For decades, steroid medications have been used to treat life-threatening complications in babies born prematurely. But now a study suggests the drugs – even in low doses – may impede brain development.
This isn't the first time that research has raised concerns about the widespread use of these medications in preemies. Previous animal studies have also indicated steroids may hamper brain growth. Even so, many pediatricians have assumed the drugs they would have no serious side effects if used in only small amounts.
The new findings, published in the journal Science Translational Medicine, are based on an assessment of 172 preterm babies at the UCSF Benioff Children's Hospital in San Francisco and the B.C. Children's Hospital in Vancouver. They were born at 32 weeks of gestation or less. (Full term is 37 weeks.)
About 20 per cent of the infants were given small doses of glucocorticoids such as hydrocortisone or dexamethasone to help maintain normal blood pressure and speed up lung maturation in order to shorten time spent on breathing tube, which can lead to chronic lung disease.
Using high-tech MRI scans, the researchers measured brain volume and monitored the organ's growth. One brain scan was performed shortly after delivery. The second was done around the time the infant reached a gestational age of 37 weeks – or essentially when the baby should have been born.
The study revealed that, at the time of the second MRI scan, the region of the brain known as the cerebellum was about 10 per cent smaller in drug-treated infants compared to those not exposed to the steroids after birth. The cerebellum plays a key role in balance, motor skills, language and behaviour.
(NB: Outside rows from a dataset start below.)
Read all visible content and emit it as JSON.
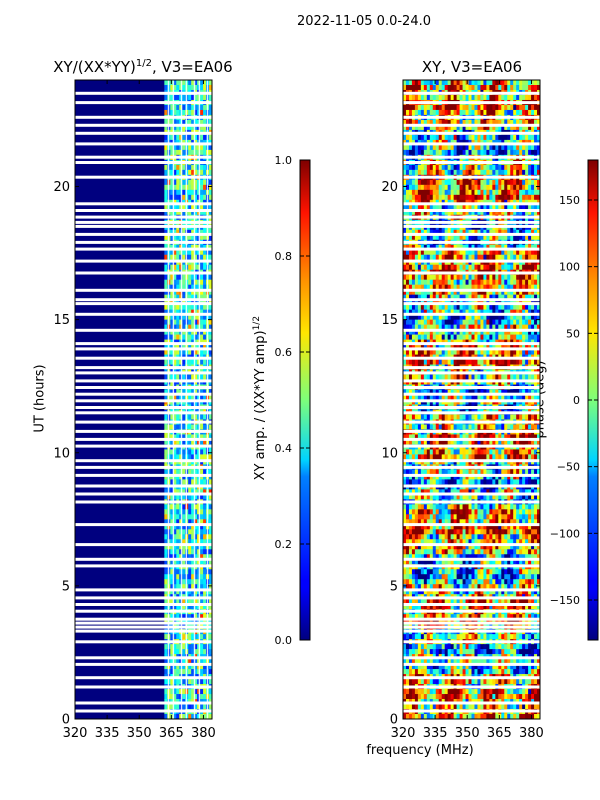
{
  "figure": {
    "suptitle": "2022-11-05 0.0-24.0"
  },
  "chart_data": [
    {
      "type": "heatmap",
      "name": "amplitude-panel",
      "title_main": "XY/(XX*YY)",
      "title_sup": "1/2",
      "title_rest": ", V3=EA06",
      "ylabel": "UT (hours)",
      "xlabel": "",
      "xlim": [
        320,
        384
      ],
      "ylim": [
        0,
        24
      ],
      "xticks": [
        320,
        335,
        350,
        365,
        380
      ],
      "yticks": [
        0,
        5,
        10,
        15,
        20
      ],
      "colormap": "jet",
      "colorbar": {
        "label_main": "XY amp. / (XX*YY amp)",
        "label_sup": "1/2",
        "range": [
          0.0,
          1.0
        ],
        "ticks": [
          "0.0",
          "0.2",
          "0.4",
          "0.6",
          "0.8",
          "1.0"
        ],
        "tick_values": [
          0.0,
          0.2,
          0.4,
          0.6,
          0.8,
          1.0
        ]
      },
      "band_edges_mhz": [
        361,
        383
      ],
      "flagged_ut_hours": [
        0.3,
        0.6,
        1.2,
        1.55,
        2.05,
        2.3,
        2.9,
        3.3,
        3.45,
        3.6,
        3.75,
        4.05,
        4.3,
        4.55,
        4.85,
        5.75,
        6.0,
        6.55,
        7.3,
        8.15,
        8.45,
        8.75,
        9.15,
        9.45,
        9.7,
        10.25,
        10.5,
        10.8,
        11.15,
        11.5,
        11.7,
        11.95,
        12.2,
        12.45,
        12.7,
        13.0,
        13.2,
        13.55,
        13.9,
        14.1,
        14.6,
        15.2,
        15.6,
        15.75,
        16.1,
        16.75,
        17.2,
        17.65,
        17.9,
        18.2,
        18.5,
        18.65,
        18.85,
        19.1,
        19.35,
        20.35,
        20.9,
        21.1,
        21.6,
        22.0,
        22.3,
        22.6,
        23.15,
        23.5
      ]
    },
    {
      "type": "heatmap",
      "name": "phase-panel",
      "title_main": "XY, V3=EA06",
      "ylabel": "",
      "xlabel": "frequency (MHz)",
      "xlim": [
        320,
        384
      ],
      "ylim": [
        0,
        24
      ],
      "xticks": [
        320,
        335,
        350,
        365,
        380
      ],
      "yticks": [
        0,
        5,
        10,
        15,
        20
      ],
      "colormap": "jet",
      "colorbar": {
        "label_main": "phase (deg)",
        "range": [
          -180,
          180
        ],
        "ticks": [
          "−150",
          "−100",
          "−50",
          "0",
          "50",
          "100",
          "150"
        ],
        "tick_values": [
          -150,
          -100,
          -50,
          0,
          50,
          100,
          150
        ]
      },
      "flagged_ut_hours": [
        0.3,
        0.6,
        1.2,
        1.55,
        2.05,
        2.3,
        2.9,
        3.3,
        3.45,
        3.6,
        3.75,
        4.05,
        4.3,
        4.55,
        4.85,
        5.75,
        6.0,
        6.55,
        7.3,
        8.15,
        8.45,
        8.75,
        9.15,
        9.45,
        9.7,
        10.25,
        10.5,
        10.8,
        11.15,
        11.5,
        11.7,
        11.95,
        12.2,
        12.45,
        12.7,
        13.0,
        13.2,
        13.55,
        13.9,
        14.1,
        14.6,
        15.2,
        15.6,
        15.75,
        16.1,
        16.75,
        17.2,
        17.65,
        17.9,
        18.2,
        18.5,
        18.65,
        18.85,
        19.1,
        19.35,
        20.35,
        20.9,
        21.1,
        21.6,
        22.0,
        22.3,
        22.6,
        23.15,
        23.5
      ]
    }
  ]
}
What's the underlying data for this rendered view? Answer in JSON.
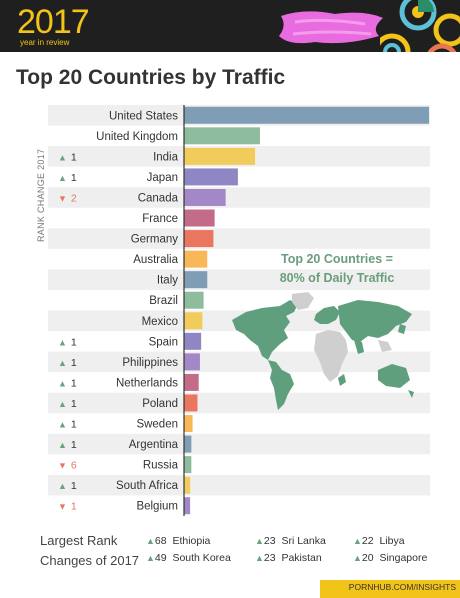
{
  "header": {
    "year": "2017",
    "subtitle": "year in review",
    "brand_color": "#f2c318"
  },
  "title": "Top 20 Countries by Traffic",
  "chart_data": {
    "type": "bar",
    "orientation": "horizontal",
    "ylabel": "RANK CHANGE 2017",
    "xlabel": "",
    "xlim": [
      0,
      100
    ],
    "grid": false,
    "categories": [
      "United States",
      "United Kingdom",
      "India",
      "Japan",
      "Canada",
      "France",
      "Germany",
      "Australia",
      "Italy",
      "Brazil",
      "Mexico",
      "Spain",
      "Philippines",
      "Netherlands",
      "Poland",
      "Sweden",
      "Argentina",
      "Russia",
      "South Africa",
      "Belgium"
    ],
    "values": [
      100,
      31,
      29,
      22,
      17,
      12.5,
      12,
      9.5,
      9.5,
      8,
      7.5,
      7,
      6.5,
      6,
      5.5,
      3.5,
      3,
      3,
      2.5,
      2.5
    ],
    "colors": [
      "#7f9eb5",
      "#8dbd9d",
      "#f1cc5b",
      "#8e87c4",
      "#a487c6",
      "#c46b8a",
      "#ea7660",
      "#f8b85a",
      "#7f9eb5",
      "#8dbd9d",
      "#f1cc5b",
      "#8e87c4",
      "#a487c6",
      "#c46b8a",
      "#ea7660",
      "#f8b85a",
      "#7f9eb5",
      "#8dbd9d",
      "#f1cc5b",
      "#a487c6"
    ],
    "rank_change": [
      "",
      "",
      "▲1",
      "▲1",
      "▼2",
      "",
      "",
      "",
      "",
      "",
      "",
      "▲1",
      "▲1",
      "▲1",
      "▲1",
      "▲1",
      "▲1",
      "▼6",
      "▲1",
      "▼1"
    ]
  },
  "overlay": {
    "line1": "Top 20 Countries =",
    "line2": "80% of Daily Traffic",
    "map_icon": "world-map-icon"
  },
  "footer": {
    "label_line1": "Largest Rank",
    "label_line2": "Changes of 2017",
    "items": [
      {
        "change": "68",
        "country": "Ethiopia"
      },
      {
        "change": "49",
        "country": "South Korea"
      },
      {
        "change": "23",
        "country": "Sri Lanka"
      },
      {
        "change": "23",
        "country": "Pakistan"
      },
      {
        "change": "22",
        "country": "Libya"
      },
      {
        "change": "20",
        "country": "Singapore"
      }
    ],
    "source": "PORNHUB.COM/INSIGHTS"
  },
  "colors": {
    "up": "#67a47a",
    "down": "#e4775f",
    "stripe": "#efefef"
  }
}
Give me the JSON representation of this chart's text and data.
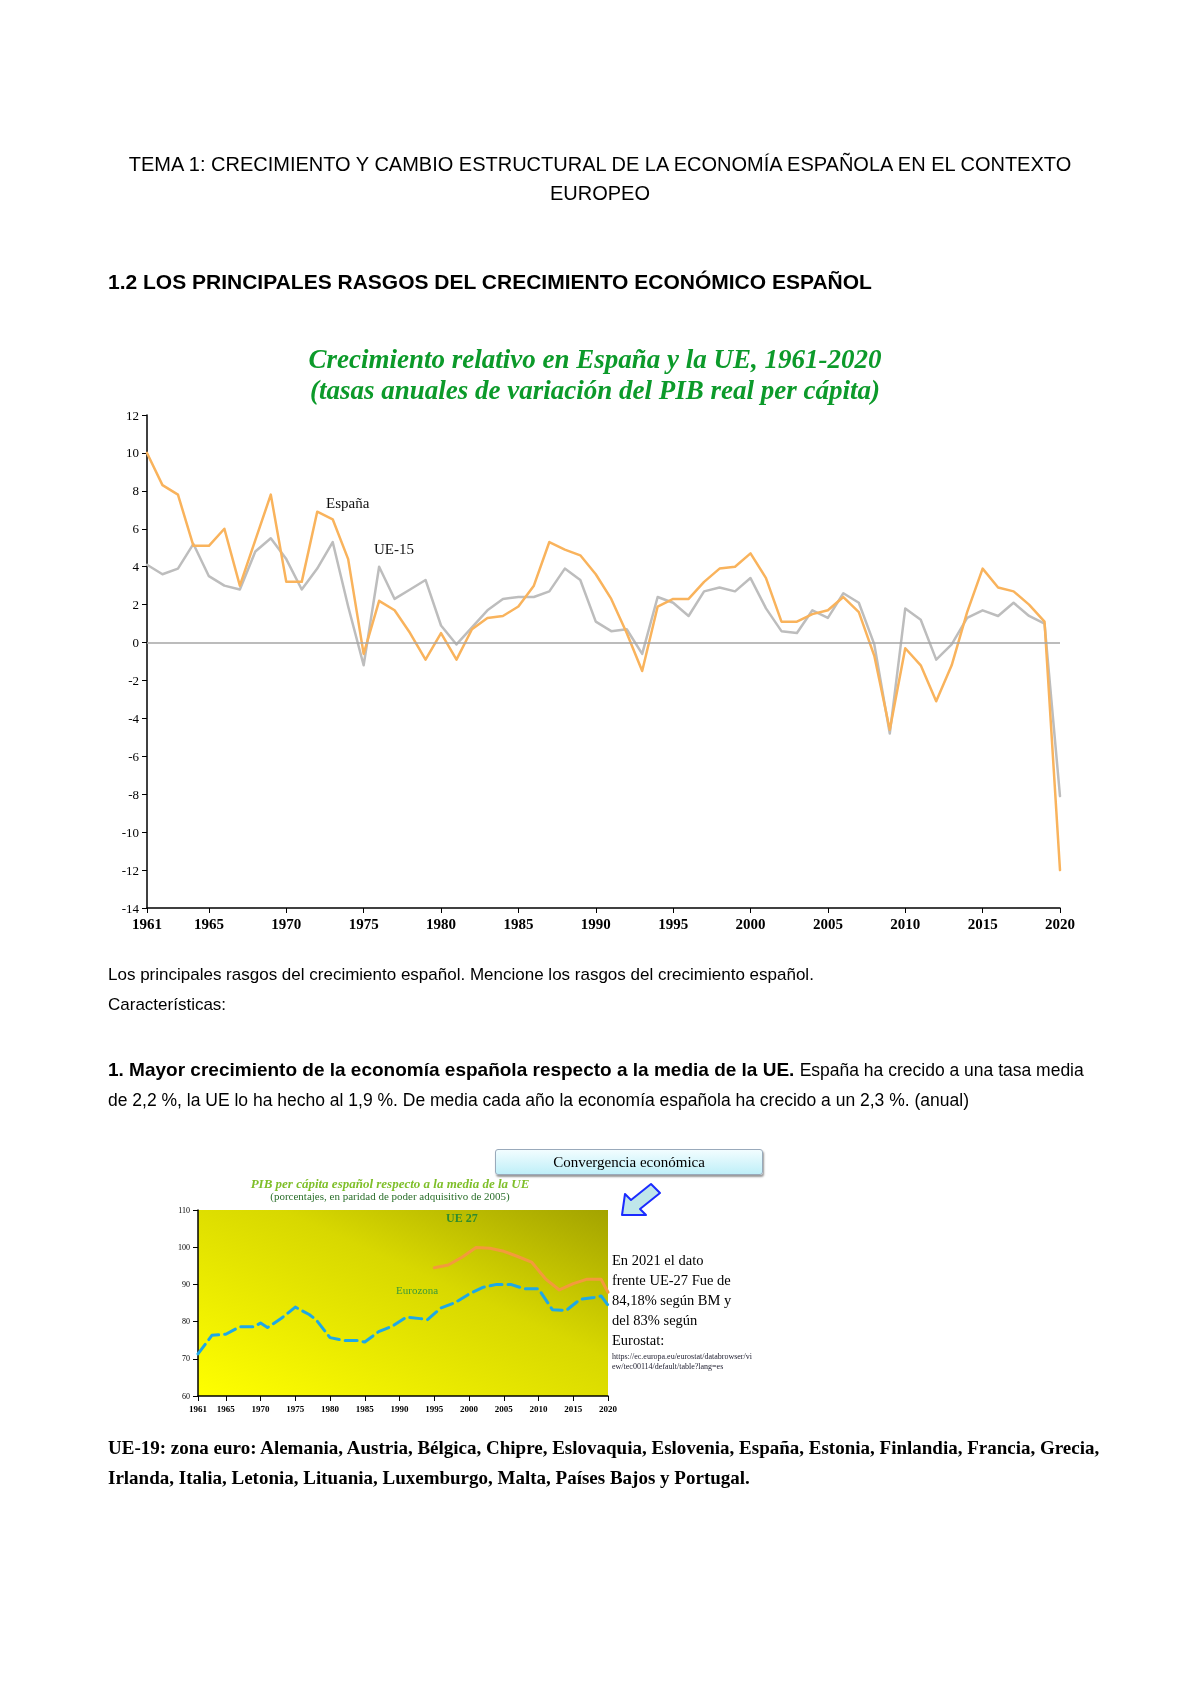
{
  "chart_data": [
    {
      "type": "line",
      "title": "Crecimiento relativo en España y la UE, 1961-2020",
      "subtitle": "(tasas anuales de variación del PIB real per cápita)",
      "annotations": [
        "TEMA 1: CRECIMIENTO Y CAMBIO ESTRUCTURAL DE LA ECONOMÍA ESPAÑOLA EN EL CONTEXTO EUROPEO",
        "1.2 LOS PRINCIPALES RASGOS DEL CRECIMIENTO ECONÓMICO ESPAÑOL",
        "Los principales rasgos del crecimiento español. Mencione los rasgos del crecimiento español.",
        "Características:",
        "1. Mayor crecimiento de la economía española respecto a la media de la UE.",
        "España ha crecido a una tasa media de 2,2 %, la UE lo ha hecho al 1,9 %. De media cada año la economía española ha crecido a un 2,3 %. (anual)",
        "España",
        "UE-15"
      ],
      "x": [
        1961,
        1962,
        1963,
        1964,
        1965,
        1966,
        1967,
        1968,
        1969,
        1970,
        1971,
        1972,
        1973,
        1974,
        1975,
        1976,
        1977,
        1978,
        1979,
        1980,
        1981,
        1982,
        1983,
        1984,
        1985,
        1986,
        1987,
        1988,
        1989,
        1990,
        1991,
        1992,
        1993,
        1994,
        1995,
        1996,
        1997,
        1998,
        1999,
        2000,
        2001,
        2002,
        2003,
        2004,
        2005,
        2006,
        2007,
        2008,
        2009,
        2010,
        2011,
        2012,
        2013,
        2014,
        2015,
        2016,
        2017,
        2018,
        2019,
        2020
      ],
      "series": [
        {
          "color": "#bdbdbd",
          "values": [
            4.1,
            3.6,
            3.9,
            5.2,
            3.5,
            3.0,
            2.8,
            4.8,
            5.5,
            4.4,
            2.8,
            3.9,
            5.3,
            1.9,
            -1.2,
            4.0,
            2.3,
            2.8,
            3.3,
            0.9,
            -0.1,
            0.8,
            1.7,
            2.3,
            2.4,
            2.4,
            2.7,
            3.9,
            3.3,
            1.1,
            0.6,
            0.7,
            -0.6,
            2.4,
            2.1,
            1.4,
            2.7,
            2.9,
            2.7,
            3.4,
            1.8,
            0.6,
            0.5,
            1.7,
            1.3,
            2.6,
            2.1,
            -0.1,
            -4.8,
            1.8,
            1.2,
            -0.9,
            -0.1,
            1.3,
            1.7,
            1.4,
            2.1,
            1.4,
            1.0,
            -8.1
          ]
        },
        {
          "color": "#f9b35c",
          "values": [
            10,
            8.3,
            7.8,
            5.1,
            5.1,
            6.0,
            3.0,
            5.4,
            7.8,
            3.2,
            3.2,
            6.9,
            6.5,
            4.4,
            -0.6,
            2.2,
            1.7,
            0.5,
            -0.9,
            0.5,
            -0.9,
            0.7,
            1.3,
            1.4,
            1.9,
            3.0,
            5.3,
            4.9,
            4.6,
            3.6,
            2.3,
            0.5,
            -1.5,
            1.9,
            2.3,
            2.3,
            3.2,
            3.9,
            4.0,
            4.7,
            3.4,
            1.1,
            1.1,
            1.5,
            1.7,
            2.4,
            1.6,
            -0.7,
            -4.6,
            -0.3,
            -1.2,
            -3.1,
            -1.2,
            1.6,
            3.9,
            2.9,
            2.7,
            2.0,
            1.1,
            -12.0
          ]
        }
      ],
      "xlim": [
        1961,
        2020
      ],
      "xticks": [
        1961,
        1965,
        1970,
        1975,
        1980,
        1985,
        1990,
        1995,
        2000,
        2005,
        2010,
        2015,
        2020
      ],
      "ylim": [
        -14,
        12
      ],
      "yticks": [
        -14,
        -12,
        -10,
        -8,
        -6,
        -4,
        -2,
        0,
        2,
        4,
        6,
        8,
        10,
        12
      ],
      "ref_lines": [
        {
          "axis": "y",
          "value": 0,
          "color": "#a6a6a6"
        }
      ],
      "grid": false,
      "marker": "none",
      "line_style": "solid"
    },
    {
      "type": "line",
      "title": "PIB per cápita español respecto a la media de la UE",
      "subtitle": "(porcentajes, en paridad de poder adquisitivo de 2005)",
      "annotations": [
        "Convergencia económica",
        "En 2021 el dato frente UE-27 Fue de 84,18% según BM y del 83% según Eurostat:",
        "https://ec.europa.eu/eurostat/databrowser/view/tec00114/default/table?lang=es",
        "UE 27",
        "Eurozona",
        "UE-19: zona euro: Alemania, Austria, Bélgica, Chipre, Eslovaquia, Eslovenia, España, Estonia, Finlandia, Francia, Grecia, Irlanda, Italia, Letonia, Lituania, Luxemburgo, Malta, Países Bajos y Portugal."
      ],
      "series": [
        {
          "color": "#f39a3c",
          "line_style": "solid",
          "x": [
            1995,
            1997,
            1999,
            2001,
            2003,
            2005,
            2007,
            2009,
            2011,
            2013,
            2015,
            2017,
            2019,
            2020
          ],
          "values": [
            94.5,
            95.2,
            97.3,
            99.9,
            99.7,
            98.9,
            97.5,
            96.0,
            91.5,
            88.5,
            90.2,
            91.4,
            91.4,
            87.9
          ]
        },
        {
          "color": "#1ea8e6",
          "line_style": "dashed",
          "x": [
            1961,
            1963,
            1965,
            1967,
            1969,
            1970,
            1971,
            1973,
            1975,
            1977,
            1978,
            1980,
            1982,
            1984,
            1985,
            1987,
            1989,
            1991,
            1993,
            1994,
            1996,
            1998,
            2000,
            2002,
            2004,
            2006,
            2008,
            2010,
            2012,
            2014,
            2016,
            2018,
            2019,
            2020
          ],
          "values": [
            71.3,
            76.3,
            76.6,
            78.6,
            78.6,
            79.6,
            78.4,
            80.9,
            83.9,
            81.9,
            80.5,
            75.7,
            74.9,
            74.9,
            74.5,
            77.3,
            78.8,
            81.2,
            80.8,
            80.5,
            83.7,
            85.1,
            87.4,
            89.2,
            90.0,
            90.0,
            88.8,
            88.8,
            83.2,
            83.0,
            86.0,
            86.5,
            86.9,
            84.4
          ]
        }
      ],
      "xlim": [
        1961,
        2020
      ],
      "xticks": [
        1961,
        1965,
        1970,
        1975,
        1980,
        1985,
        1990,
        1995,
        2000,
        2005,
        2010,
        2015,
        2020
      ],
      "ylim": [
        60,
        110
      ],
      "yticks": [
        60,
        70,
        80,
        90,
        100,
        110
      ],
      "grid": false,
      "marker": "none"
    }
  ]
}
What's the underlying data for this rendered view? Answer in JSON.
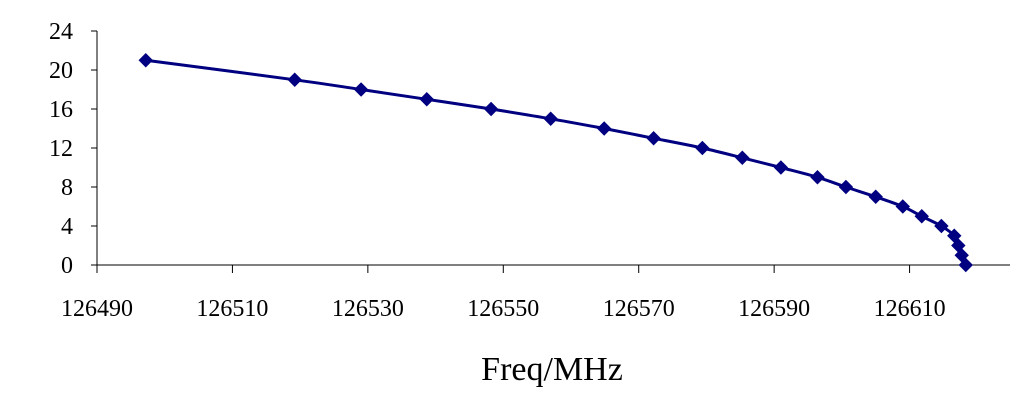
{
  "chart_data": {
    "type": "line",
    "title": "",
    "xlabel": "Freq/MHz",
    "ylabel": "",
    "xlim": [
      126490,
      126630
    ],
    "ylim": [
      0,
      24
    ],
    "x_ticks": [
      126490,
      126510,
      126530,
      126550,
      126570,
      126590,
      126610
    ],
    "x_tick_labels": [
      "126490",
      "126510",
      "126530",
      "126550",
      "126570",
      "126590",
      "126610"
    ],
    "y_ticks": [
      0,
      4,
      8,
      12,
      16,
      20,
      24
    ],
    "y_tick_labels": [
      "0",
      "4",
      "8",
      "12",
      "16",
      "20",
      "24"
    ],
    "grid": false,
    "legend": "none",
    "series": [
      {
        "marker": "diamond",
        "color": "#000080",
        "x": [
          126497.2,
          126519.2,
          126529.0,
          126538.7,
          126548.2,
          126557.0,
          126564.9,
          126572.2,
          126579.4,
          126585.3,
          126591.0,
          126596.4,
          126600.6,
          126605.0,
          126609.0,
          126611.8,
          126614.7,
          126616.6,
          126617.2,
          126617.7,
          126618.3
        ],
        "y": [
          21,
          19,
          18,
          17,
          16,
          15,
          14,
          13,
          12,
          11,
          10,
          9,
          8,
          7,
          6,
          5,
          4,
          3,
          2,
          1,
          0
        ]
      }
    ]
  }
}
However, on a positive note, the study found that the brain was not hampered when a glucocorticoid called betamethasone was given to mothers in preterm labour. The drug appears to hasten lung development while the infant is still in the womb.
The researchers plan to follow the children until they reach school age in the hopes of determining the long-term consequences of impaired cerebellum growth in early infancy.
The study's results highlight the need for doctors to exercise caution when prescribing these medications to preemies, and when possible, to they should consider other treatments first, said the lead researcher, Emily Tam, a child neurologist at Benioff Children's Hospital. But she also stressed that "I would be hesitant to suggest that we do not use them at all, because we don't have good alternative treatments at this time."
What's needed, she said, are new therapies for treating preemies or ways to block the negative effects of glucocorticoids on the brain.